Immunohistochemical detection of Mrp4 and PCNA after APAP pretreatment and challenge. Groups of mice were treated with vehicle (Control) or APAP (400 mg/kg: APAP 400). Forty-eight hours later mice were challenged with vehicle (Control) or APAP (600 mg/kg: APAP 600). Livers were isolated from mice 24 h following APAP challenge. Immunohistochemical staining to detect PCNA (purple) and Mrp4 (brown) was conducted on paraffin-embedded liver sections. Representative images are shown at two magnifications (20× and 40×). Panels (A/B) Control/Control; (C/D) APAP 400/Control; (E/F) Control/APAP 600; (G/H) APAP 400/APAP 600 liver sections.

FIG. 10.

Plasma ALT activity and Mrp4 protein expression after colchicine intervention in APAP autoprotected mice. Groups of mice were treated with vehicle (Control) or APAP (400 mg/kg: APAP 400). Colchicine (2 mg/kg) was administered at 24 and 49 h after APAP 400 mg/kg. Mice were challenged with vehicle (Control) or APAP (600 mg/kg: APAP 600) at 48 h.
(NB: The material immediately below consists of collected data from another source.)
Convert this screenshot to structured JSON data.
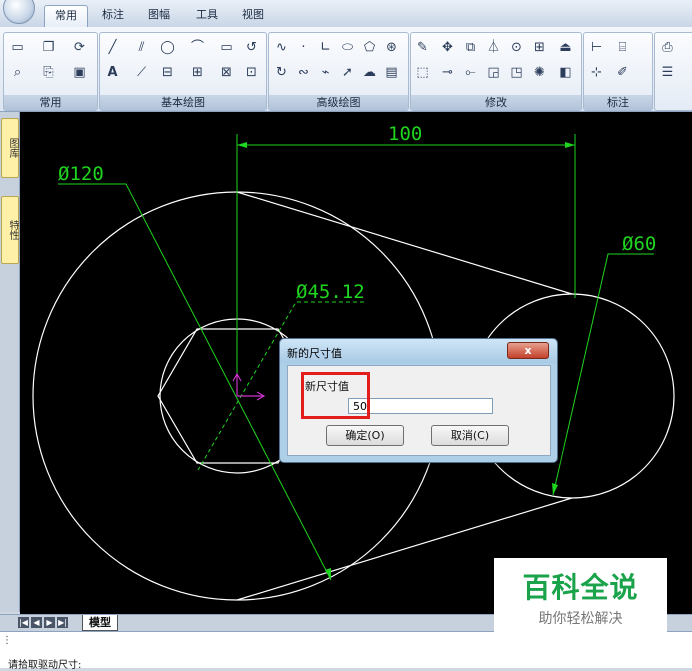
{
  "ribbon": {
    "tabs": [
      {
        "label": "常用",
        "active": true
      },
      {
        "label": "标注",
        "active": false
      },
      {
        "label": "图幅",
        "active": false
      },
      {
        "label": "工具",
        "active": false
      },
      {
        "label": "视图",
        "active": false
      }
    ],
    "panels": [
      {
        "title": "常用"
      },
      {
        "title": "基本绘图"
      },
      {
        "title": "高级绘图"
      },
      {
        "title": "修改"
      },
      {
        "title": "标注"
      }
    ],
    "panel_tools": {
      "common": [
        "new-file-icon",
        "copy-icon",
        "refresh-icon",
        "zoom-icon",
        "paste-icon",
        "save-icon"
      ],
      "basic_draw": [
        "line-icon",
        "parallel-line-icon",
        "circle-icon",
        "arc-icon",
        "rectangle-icon",
        "undo-arc-icon",
        "text-icon",
        "polyline-icon",
        "block-icon",
        "insert-icon",
        "hatch-icon",
        "image-icon"
      ],
      "advanced_draw": [
        "spline-icon",
        "point-icon",
        "angle-icon",
        "ellipse-icon",
        "polygon-icon",
        "hatch-pattern-icon",
        "rotate-draw-icon",
        "wave-icon",
        "broken-line-icon",
        "arrow-icon",
        "cloud-icon",
        "table-icon"
      ],
      "modify": [
        "erase-icon",
        "move-icon",
        "copy-object-icon",
        "mirror-icon",
        "rotate-icon",
        "array-icon",
        "stretch-icon",
        "select-box-icon",
        "trim-icon",
        "extend-icon",
        "fillet-icon",
        "chamfer-icon",
        "explode-icon",
        "offset-icon"
      ],
      "annotate": [
        "linear-dim-icon",
        "dim-style-icon",
        "tolerance-icon",
        "edit-dim-icon",
        "layer-line-icon"
      ]
    }
  },
  "sidebar": {
    "tabs": [
      {
        "label": "图库"
      },
      {
        "label": "特性"
      }
    ]
  },
  "drawing": {
    "dim_top": "100",
    "dim_left_diameter": "Ø120",
    "dim_right_diameter": "Ø60",
    "dim_inner_diameter": "Ø45.12",
    "colors": {
      "background": "#000000",
      "geometry": "#ffffff",
      "dimension": "#1fd51f",
      "origin_marker": "#cc33cc"
    }
  },
  "dialog": {
    "title": "新的尺寸值",
    "close_label": "x",
    "field_label": "新尺寸值",
    "field_value": "50",
    "ok_label": "确定(O)",
    "cancel_label": "取消(C)"
  },
  "layout_tabs": {
    "nav": [
      "|◀",
      "◀",
      "▶",
      "▶|"
    ],
    "model_tab": "模型"
  },
  "command_line": {
    "grip": "⋮",
    "prompt": "请拾取驱动尺寸:"
  },
  "watermark": {
    "title": "百科全说",
    "subtitle": "助你轻松解决"
  }
}
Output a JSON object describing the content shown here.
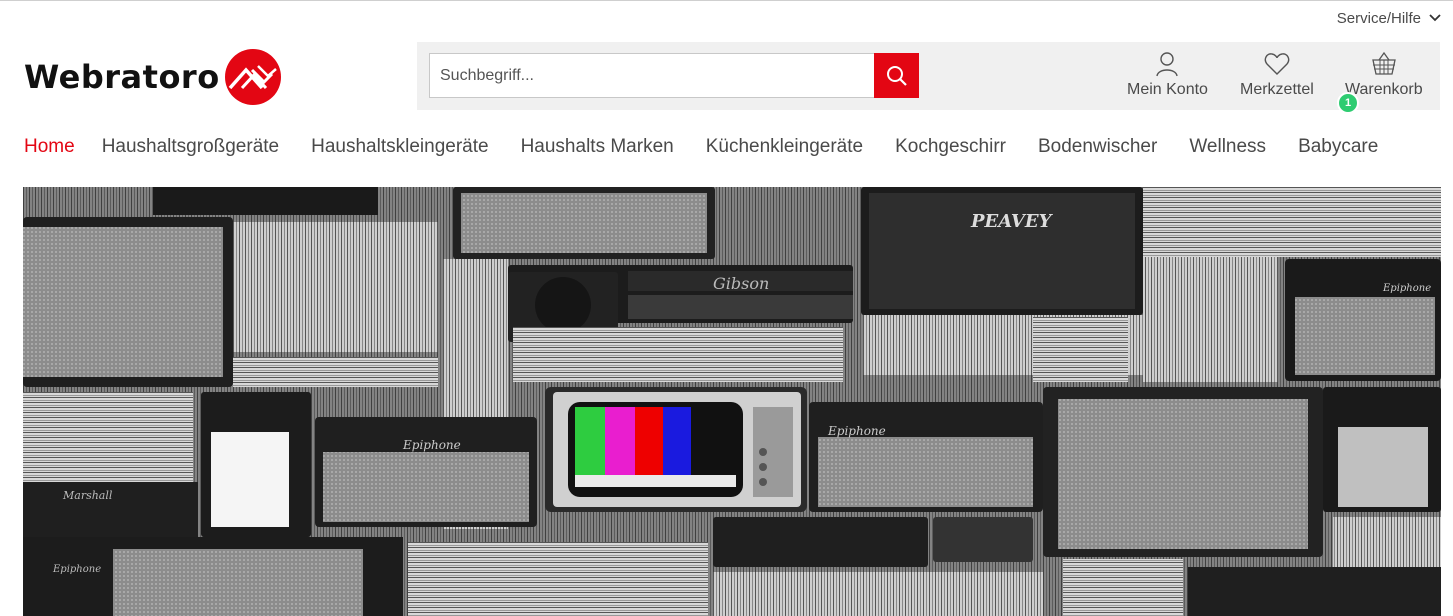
{
  "topbar": {
    "service_label": "Service/Hilfe",
    "chevron_icon": "chevron-down-icon"
  },
  "brand": {
    "name": "Webratoro",
    "logo_icon": "webratoro-logo-icon",
    "accent": "#e30613"
  },
  "search": {
    "placeholder": "Suchbegriff...",
    "value": "",
    "button_icon": "search-icon"
  },
  "account": {
    "konto_label": "Mein Konto",
    "konto_icon": "user-icon",
    "merkzettel_label": "Merkzettel",
    "merkzettel_icon": "heart-icon",
    "warenkorb_label": "Warenkorb",
    "warenkorb_icon": "basket-icon",
    "cart_count": "1",
    "badge_color": "#2ecc71"
  },
  "nav": {
    "items": [
      {
        "label": "Home",
        "active": true
      },
      {
        "label": "Haushaltsgroßgeräte",
        "active": false
      },
      {
        "label": "Haushaltskleingeräte",
        "active": false
      },
      {
        "label": "Haushalts Marken",
        "active": false
      },
      {
        "label": "Küchenkleingeräte",
        "active": false
      },
      {
        "label": "Kochgeschirr",
        "active": false
      },
      {
        "label": "Bodenwischer",
        "active": false
      },
      {
        "label": "Wellness",
        "active": false
      },
      {
        "label": "Babycare",
        "active": false
      }
    ]
  },
  "hero": {
    "image_description_icon": "amps-and-tv-photo",
    "amp_labels": [
      "PEAVEY",
      "Gibson",
      "Epiphone",
      "Epiphone",
      "Epiphone",
      "Marshall",
      "Epiphone"
    ]
  }
}
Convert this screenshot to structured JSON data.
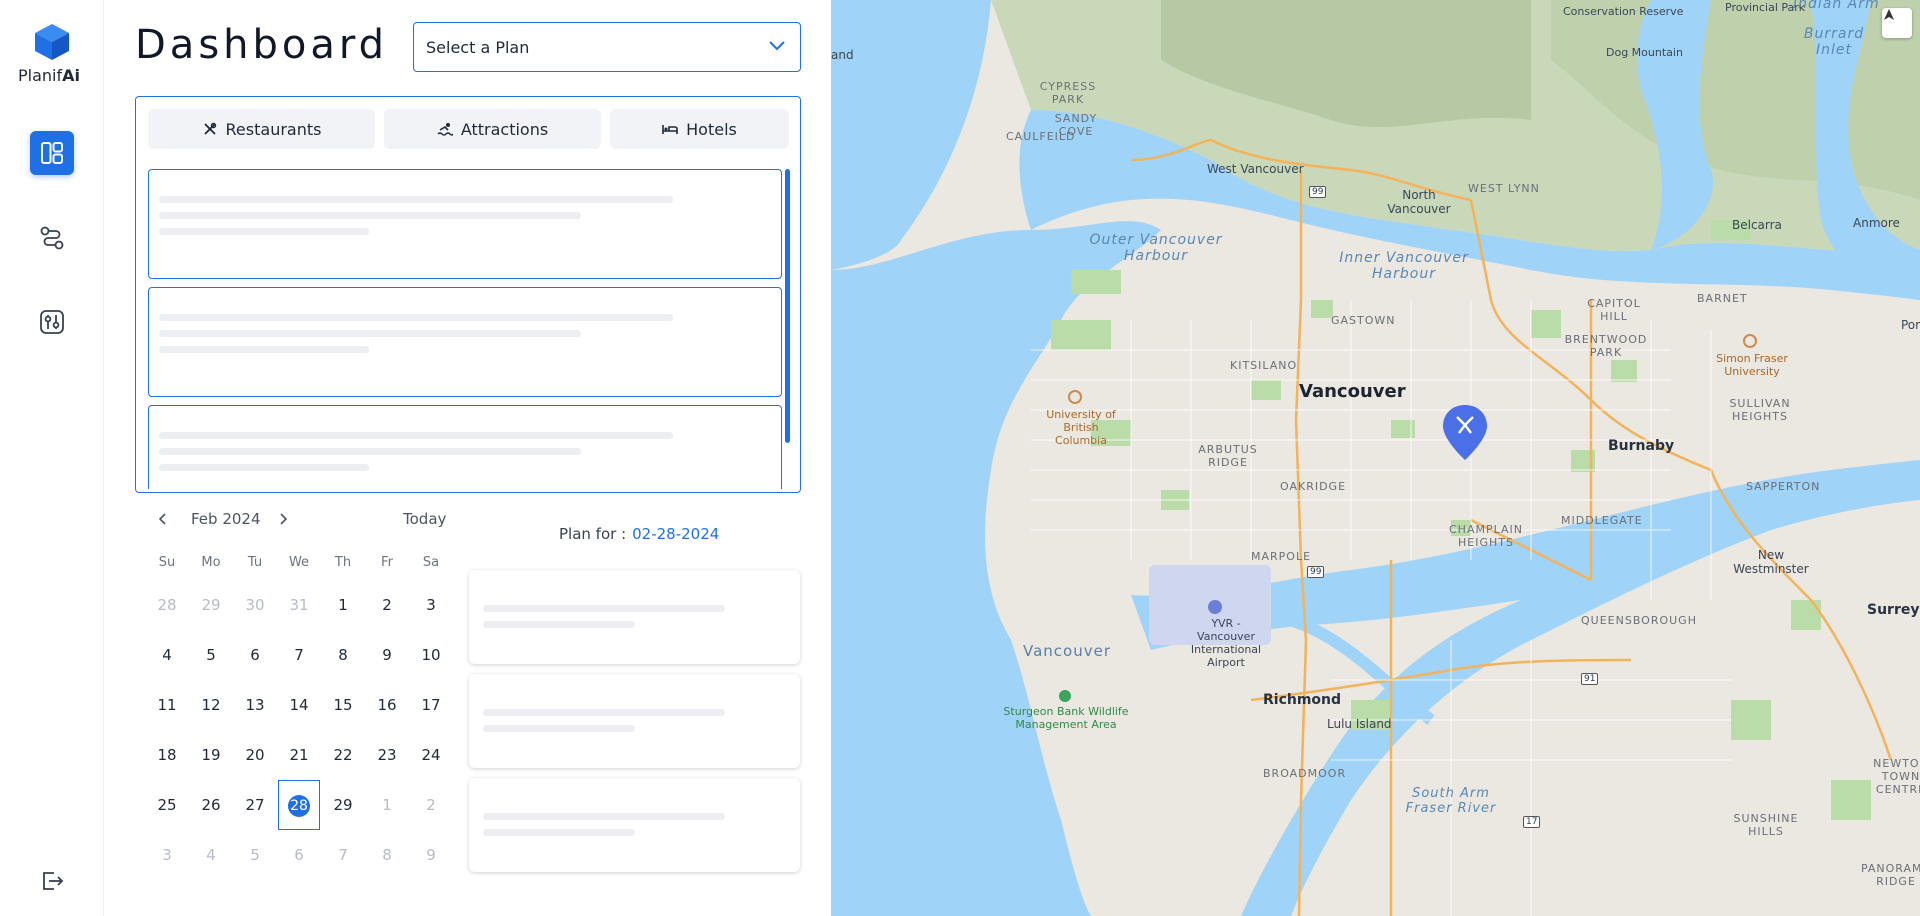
{
  "app": {
    "logo_name_prefix": "Planif",
    "logo_name_suffix": "Ai",
    "brand_color": "#1f6fe5"
  },
  "sidebar": {
    "items": [
      {
        "name": "dashboard",
        "icon": "dashboard-icon",
        "active": true
      },
      {
        "name": "routes",
        "icon": "route-icon",
        "active": false
      },
      {
        "name": "settings",
        "icon": "sliders-icon",
        "active": false
      }
    ],
    "logout_icon": "logout-icon"
  },
  "header": {
    "title": "Dashboard",
    "plan_select": {
      "value": "Select a Plan"
    }
  },
  "places": {
    "tabs": [
      {
        "label": "Restaurants",
        "icon": "utensils-icon"
      },
      {
        "label": "Attractions",
        "icon": "swimmer-icon"
      },
      {
        "label": "Hotels",
        "icon": "bed-icon"
      }
    ]
  },
  "calendar": {
    "month_label": "Feb 2024",
    "today_label": "Today",
    "weekdays": [
      "Su",
      "Mo",
      "Tu",
      "We",
      "Th",
      "Fr",
      "Sa"
    ],
    "weeks": [
      [
        "28",
        "29",
        "30",
        "31",
        "1",
        "2",
        "3"
      ],
      [
        "4",
        "5",
        "6",
        "7",
        "8",
        "9",
        "10"
      ],
      [
        "11",
        "12",
        "13",
        "14",
        "15",
        "16",
        "17"
      ],
      [
        "18",
        "19",
        "20",
        "21",
        "22",
        "23",
        "24"
      ],
      [
        "25",
        "26",
        "27",
        "28",
        "29",
        "1",
        "2"
      ],
      [
        "3",
        "4",
        "5",
        "6",
        "7",
        "8",
        "9"
      ]
    ],
    "selected_day": "28"
  },
  "plan": {
    "label": "Plan for :",
    "date": "02-28-2024"
  },
  "map": {
    "labels": {
      "west_vancouver": "West Vancouver",
      "north_vancouver": "North Vancouver",
      "west_lynn": "WEST LYNN",
      "belcarra": "Belcarra",
      "anmore": "Anmore",
      "outer_harbour": "Outer Vancouver Harbour",
      "inner_harbour": "Inner Vancouver Harbour",
      "cypress_park": "CYPRESS PARK",
      "sandy_cove": "SANDY COVE",
      "caulfeild": "CAULFEILD",
      "capitol_hill": "CAPITOL HILL",
      "barnet": "BARNET",
      "brentwood_park": "BRENTWOOD PARK",
      "gastown": "GASTOWN",
      "kitsilano": "KITSILANO",
      "vancouver": "Vancouver",
      "ubc": "University of British Columbia",
      "sfu": "Simon Fraser University",
      "sullivan_heights": "SULLIVAN HEIGHTS",
      "burnaby": "Burnaby",
      "arbutus_ridge": "ARBUTUS RIDGE",
      "oakridge": "OAKRIDGE",
      "champlain_heights": "CHAMPLAIN HEIGHTS",
      "middlegate": "MIDDLEGATE",
      "sapperton": "SAPPERTON",
      "new_westminster": "New Westminster",
      "marpole": "MARPOLE",
      "yvr": "YVR - Vancouver International Airport",
      "queensborough": "QUEENSBOROUGH",
      "surrey": "Surrey",
      "vancouver_water": "Vancouver",
      "sturgeon_bank": "Sturgeon Bank Wildlife Management Area",
      "richmond": "Richmond",
      "lulu_island": "Lulu Island",
      "broadmoor": "BROADMOOR",
      "south_arm": "South Arm Fraser River",
      "sunshine_hills": "SUNSHINE HILLS",
      "newton_town_centre": "NEWTON TOWN CENTRE",
      "panorama_ridge": "PANORAMA RIDGE",
      "dog_mountain": "Dog Mountain",
      "conservation_reserve": "Conservation Reserve",
      "provincial_park": "Provincial Park",
      "indian_arm": "Indian Arm",
      "burrard_inlet": "Burrard Inlet",
      "land": "and",
      "port": "Por",
      "hwy99": "99",
      "hwy91": "91",
      "hwy17": "17"
    }
  }
}
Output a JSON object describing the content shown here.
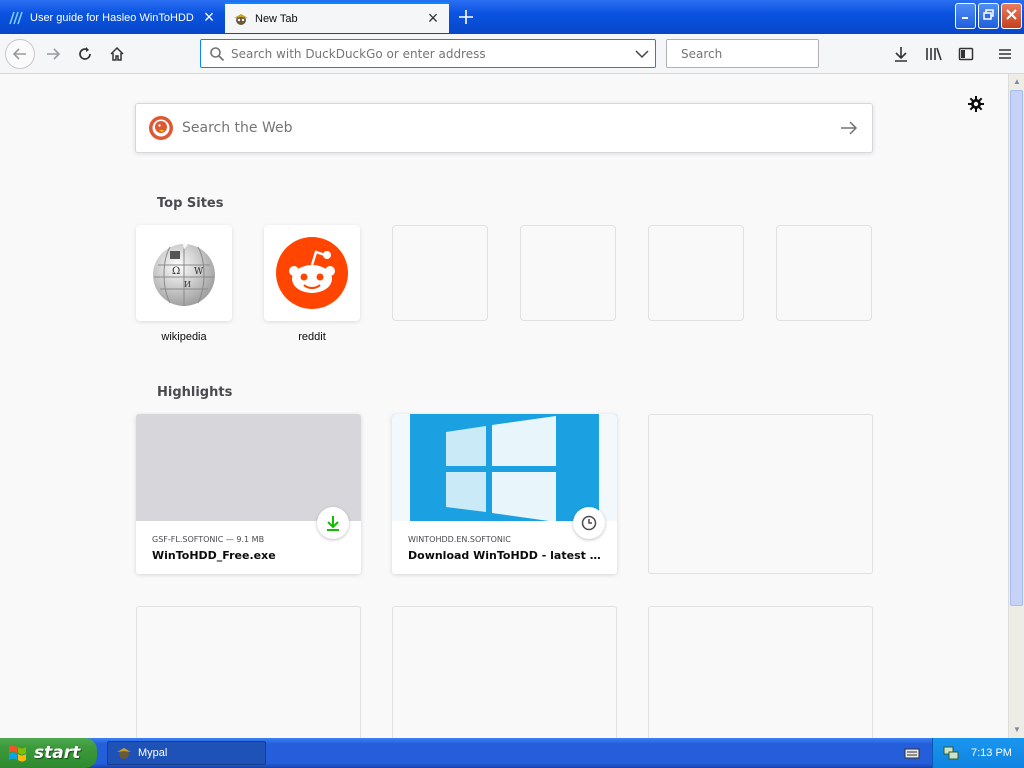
{
  "tabs": [
    {
      "title": "User guide for Hasleo WinToHDD",
      "icon": "hasleo-favicon",
      "active": false
    },
    {
      "title": "New Tab",
      "icon": "mypal-favicon",
      "active": true
    }
  ],
  "navbar": {
    "url_placeholder": "Search with DuckDuckGo or enter address",
    "search_placeholder": "Search"
  },
  "newtab": {
    "search_placeholder": "Search the Web",
    "top_sites_heading": "Top Sites",
    "highlights_heading": "Highlights",
    "top_sites": [
      {
        "label": "wikipedia",
        "icon": "wikipedia-globe-icon"
      },
      {
        "label": "reddit",
        "icon": "reddit-alien-icon"
      }
    ],
    "highlights": [
      {
        "domain": "GSF-FL.SOFTONIC — 9.1 MB",
        "title": "WinToHDD_Free.exe",
        "badge": "download-icon"
      },
      {
        "domain": "WINTOHDD.EN.SOFTONIC",
        "title": "Download WinToHDD - latest ve...",
        "badge": "clock-icon"
      }
    ]
  },
  "taskbar": {
    "start_label": "start",
    "task_label": "Mypal",
    "clock": "7:13 PM"
  },
  "colors": {
    "accent": "#0a84ff",
    "reddit": "#ff4500",
    "download": "#12bc00",
    "win_tile": "#1ba1e2"
  }
}
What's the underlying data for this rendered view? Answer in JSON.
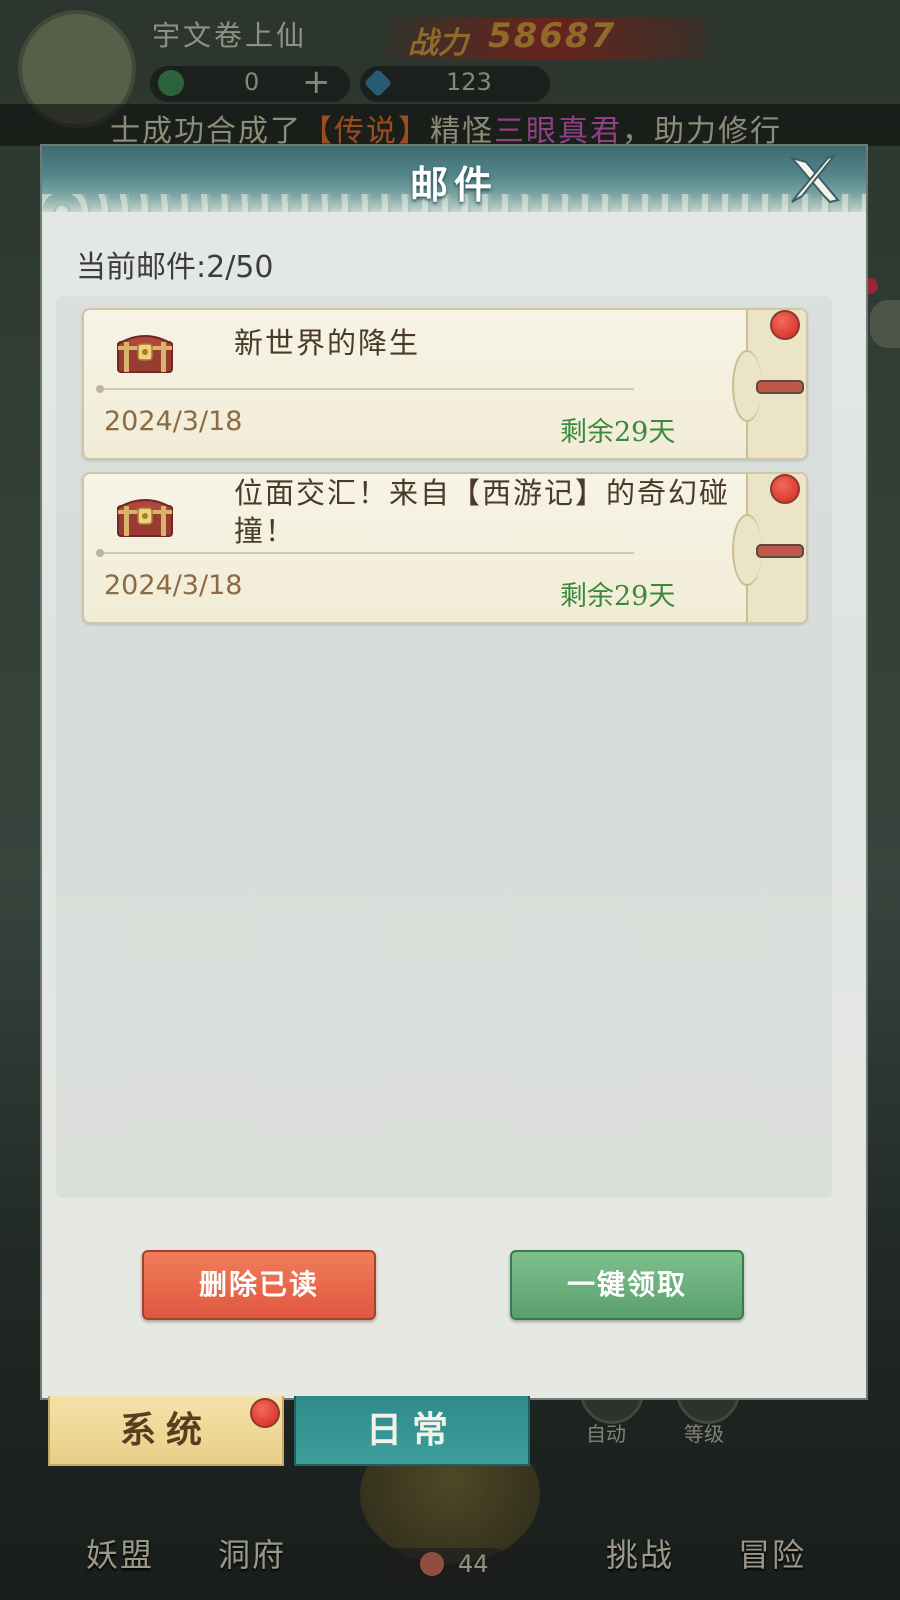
{
  "hud": {
    "player_name": "宇文卷上仙",
    "power_label": "战力",
    "power_value": "58687",
    "resource1_value": "0",
    "resource_plus": "+",
    "resource2_value": "123",
    "ticker_pre": "士成功合成了",
    "ticker_rarity": "【传说】",
    "ticker_mid": "精怪",
    "ticker_name": "三眼真君",
    "ticker_post": "，助力修行"
  },
  "modal": {
    "title": "邮件",
    "mail_count_label": "当前邮件:",
    "mail_count_value": "2/50",
    "mails": [
      {
        "subject": "新世界的降生",
        "date": "2024/3/18",
        "remaining": "剩余29天",
        "unread": true
      },
      {
        "subject": "位面交汇！来自【西游记】的奇幻碰撞！",
        "date": "2024/3/18",
        "remaining": "剩余29天",
        "unread": true
      }
    ],
    "delete_read_label": "删除已读",
    "claim_all_label": "一键领取"
  },
  "tabs": {
    "system_label": "系统",
    "daily_label": "日常"
  },
  "bottom_nav": {
    "auto_label": "自动",
    "level_label": "等级",
    "guild_label": "妖盟",
    "cave_label": "洞府",
    "orb_value": "44",
    "challenge_label": "挑战",
    "adventure_label": "冒险"
  },
  "colors": {
    "header_teal": "#54868a",
    "unread_dot": "#d3271d",
    "remaining_green": "#3b8a3c",
    "date_brown": "#8b6a44",
    "delete_red": "#e0573f",
    "claim_green": "#5aa06c"
  },
  "icons": {
    "close": "close-x-icon",
    "mail_item": "treasure-chest-icon"
  }
}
Plasma and livers were isolated from mice 24 h following APAP challenge. (A) The data are presented as mean plasma ALT activity (U/l) ± SE (n = 4–8 animals). (B) Western blot for Mrp4 was performed using liver membrane preparations. Equal protein loading (50 μg protein/lane) was confirmed by detection of β-actin. Asterisks (*) represent a statistical difference (p < 0.05) from Control/Control mice.